I got curious about the volume and velocity of these communities, and the numbers are pretty striking. I added DEVONthink and The Omni Group to the list of comparables. (The stats for Zengobi/Curio and Eastgate/Tinderbox are hidden, so I have excluded them from this analysis, but I imagine they are not far off these numbers.)
Drafts has been around since 2012ish, Keyboard Maestro since 1990 (!), Omni since 1989 (!!), and DEVONthink since about 2001. The communities I’m comparing here have probably been launched later than these dates, but each is still older than Obsidian IIRC.
The Drafts forum has 4677 users. The Keyboard Maestro forum has 7624 users. The DEVONthink forum has 13,504 users. The Omni Group forum has 11597 users.

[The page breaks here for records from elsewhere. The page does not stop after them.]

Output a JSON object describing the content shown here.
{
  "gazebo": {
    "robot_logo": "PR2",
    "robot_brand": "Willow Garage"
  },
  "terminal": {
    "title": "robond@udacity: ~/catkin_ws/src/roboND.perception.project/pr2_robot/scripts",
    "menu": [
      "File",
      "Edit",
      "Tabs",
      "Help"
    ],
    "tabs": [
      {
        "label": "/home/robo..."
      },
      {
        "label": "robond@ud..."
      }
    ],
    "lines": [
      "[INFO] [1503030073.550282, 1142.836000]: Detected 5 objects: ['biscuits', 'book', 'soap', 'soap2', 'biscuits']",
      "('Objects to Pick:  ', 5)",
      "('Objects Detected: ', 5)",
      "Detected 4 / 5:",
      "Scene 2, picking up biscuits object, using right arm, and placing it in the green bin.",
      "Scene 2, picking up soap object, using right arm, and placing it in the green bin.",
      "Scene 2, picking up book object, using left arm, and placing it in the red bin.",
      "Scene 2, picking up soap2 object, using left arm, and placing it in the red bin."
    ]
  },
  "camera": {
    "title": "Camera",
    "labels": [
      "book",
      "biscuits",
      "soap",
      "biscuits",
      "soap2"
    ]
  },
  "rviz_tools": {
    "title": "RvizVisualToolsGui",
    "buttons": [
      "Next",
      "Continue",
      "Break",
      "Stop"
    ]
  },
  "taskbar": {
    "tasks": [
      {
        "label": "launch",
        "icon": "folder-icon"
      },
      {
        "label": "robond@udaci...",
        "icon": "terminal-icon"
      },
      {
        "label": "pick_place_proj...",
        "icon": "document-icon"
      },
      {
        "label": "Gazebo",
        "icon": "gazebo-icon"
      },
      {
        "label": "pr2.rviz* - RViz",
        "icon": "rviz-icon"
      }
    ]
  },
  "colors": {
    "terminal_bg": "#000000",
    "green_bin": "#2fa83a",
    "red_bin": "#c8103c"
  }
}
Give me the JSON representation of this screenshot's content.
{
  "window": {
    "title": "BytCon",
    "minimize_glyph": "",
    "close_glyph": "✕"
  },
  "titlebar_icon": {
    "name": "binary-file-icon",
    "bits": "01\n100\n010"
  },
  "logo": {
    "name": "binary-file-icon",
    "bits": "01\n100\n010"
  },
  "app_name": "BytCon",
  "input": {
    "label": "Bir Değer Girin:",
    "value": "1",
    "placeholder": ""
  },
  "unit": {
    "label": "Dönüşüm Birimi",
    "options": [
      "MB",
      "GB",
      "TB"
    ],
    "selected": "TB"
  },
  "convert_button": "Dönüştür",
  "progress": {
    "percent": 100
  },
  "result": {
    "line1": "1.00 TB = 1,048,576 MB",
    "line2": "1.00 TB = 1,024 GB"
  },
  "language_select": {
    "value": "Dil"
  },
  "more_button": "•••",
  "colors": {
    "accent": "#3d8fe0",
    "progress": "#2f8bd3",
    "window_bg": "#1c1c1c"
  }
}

In the past 30 days, the Drafts forum saw 31 new topics and 436 posts, Keyboard Maestro saw 253 new topics and ~3100 new posts, Omni saw 45 new topics and 784 posts, and DEVONthink saw 279 new topics and ~3600 posts.
Obsidian was launched around 16 months ago. The forum has 25,556 users and the Discord has 49,557 users. In the past 30 days, users have posted 786 new topics and ~5700 new posts on the forum. I don’t want to even look into the Discord, because that place is pure chaos.
It’d be neat to look into per-user contribution and so on, but I only have those stats for Obsi. From what I can see, Keyboard Maestro’s per-user activity is wild: many members have published thousands of posts. Omni has a Slack team that’s pretty active, too, but I’m not in it at the moment. Otherwise I think these communities are comparable in nature, but not in scale.
Here’s the numbers in a table:
| Age (years) | Number of forum users | Number of topics in the last 30 days | Number of posts in the last 30 days | |
|---|---|---|---|---|
| Drafts | ~10 | 4677 | 31 | 436 |
| Keyboard Maestro | ~30?! | 7624 | 253 | 3.1k |
| DEVONthink | ~20 | 13504 | 279 | 3.6k |
| Omni Group | ~30?! | 11597 (+ ? on Slack) | 45 | 784 |
| Obsidian | <2 | 25556 (+ 49,557 on Discord) | 786 | 5.7k |
Obviously, quantity is not quality—I bet Keyboard Maestro’s community would show that having fewer, more engaged users is probably better for those who are involved.
Another consideration is that of all of these devs, only Obsidian supports platforms beyond Apple. That makes support harder. (It would be cool to look at some other cross-platform indie devs, but I can’t think of any!)
I don’t really have any big conclusions to draw, except to show that Obsidian’s community growth has been meteoric. My question now is what the community will look like when it’s as old as these others.